Friday, December 4, 2015

New Adventure Comics #28 - part 2

Tod Hunter, Jungle Master, and his English gentleman sidekick Tommy, are exploring a temple hideout. In a room concealed behind a curtain is a lit and smoking incense brazier and a raised dais used, not for sacrifice, but for sleeping by the high priestess. While Zara the High Priestess wields a scimitar, her followers (there are at least eight of them) fight with primitive spears and hand axes (and half of them only wear loin clothes).

The sacrificial room is a huge chamber with a tall wooden idol carved to look like a sitting demon -- not too far different from the iconic cover of the 1978 Advanced Dungeons & Dragons Players Handbook!  The corridors are lit with torches held in sconces. A corridor leading from the sacrificial room runs to a circular arena that can be watched through barred gates. The entrance is trapped so that a steel shutter falls down over the entrance behind them, and then a lion can be released into the arena. Because the High Priestess is watching, this must be a deathtrap.

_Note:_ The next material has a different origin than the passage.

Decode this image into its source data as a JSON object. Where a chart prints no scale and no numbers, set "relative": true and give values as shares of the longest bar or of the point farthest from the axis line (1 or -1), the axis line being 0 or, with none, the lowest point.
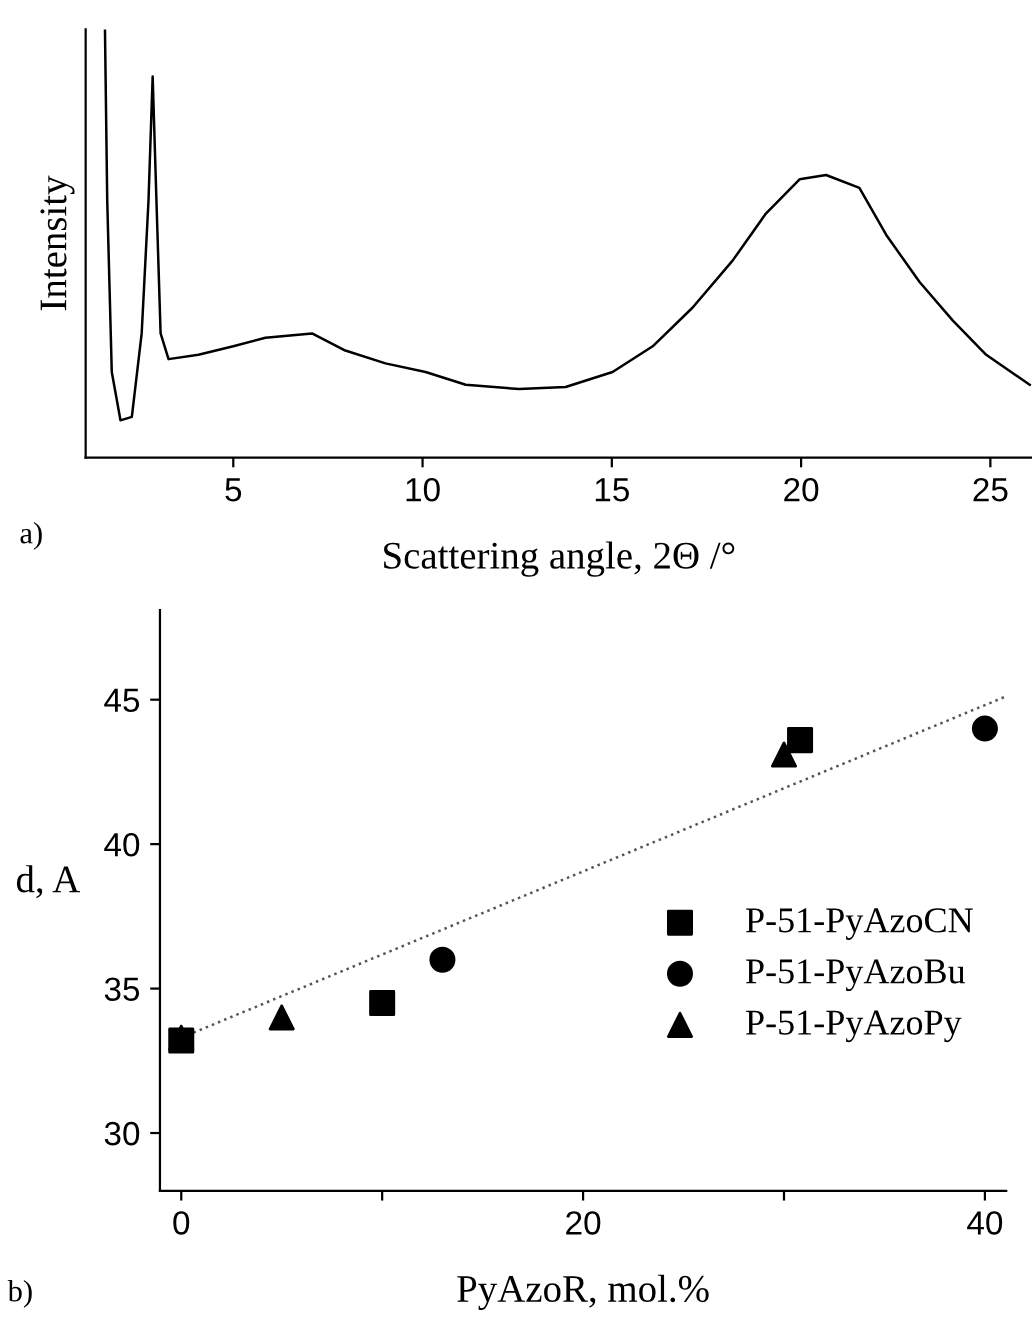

Dale Daring is in need of rescue in the mountain hideout of a bandit chieftain. Because the bandits are Asian, her boyfriend Don decides to disguise himself by staining his skin yellow and putting transparent tape around his eyes to make them almondine. And because this is a comic book, the disguise has a good chance of working.

We also see a torture chamber with a rack and a suspended cauldron for boiling oil.

Detective Sergeant Carey of the Chinatown Squad is a bit of a jerk. Instead of investigating their suspect's room himself, he sends his Supporting Cast Member,"Sleepy", to do it. Sleepy is actually fairly clever; when confronted by the suspect, Sleepy pretends to be a two-bit crook eager to make any kind of a deal to avoid a "fourth offense" and a lifetime sentence (it would be interesting, if I had the time, to investigate which states had four-strikes-and-you're-out laws for repeat offenders in the 1930s).

Carey is a bit of a risk-taker too. He suspects dope is being smuggled in a coffin, so to prove it, he throws pepper into the coffin and waits to hear a sneeze...which would have been awkward if any part of his theory had turned out to be wrong.

The Robin Hood serial continues to be surprisingly accurate. Friar Tuck fights with a broadsword and a buckler (small round shield), both of which would have been common fighting tools in the 1100s, when Robin Hood supposedly lived. It does suggest, in this installment, that hound dogs should have good Armor Classes, as the Friar's hound dogs are shown being able to dodge arrows.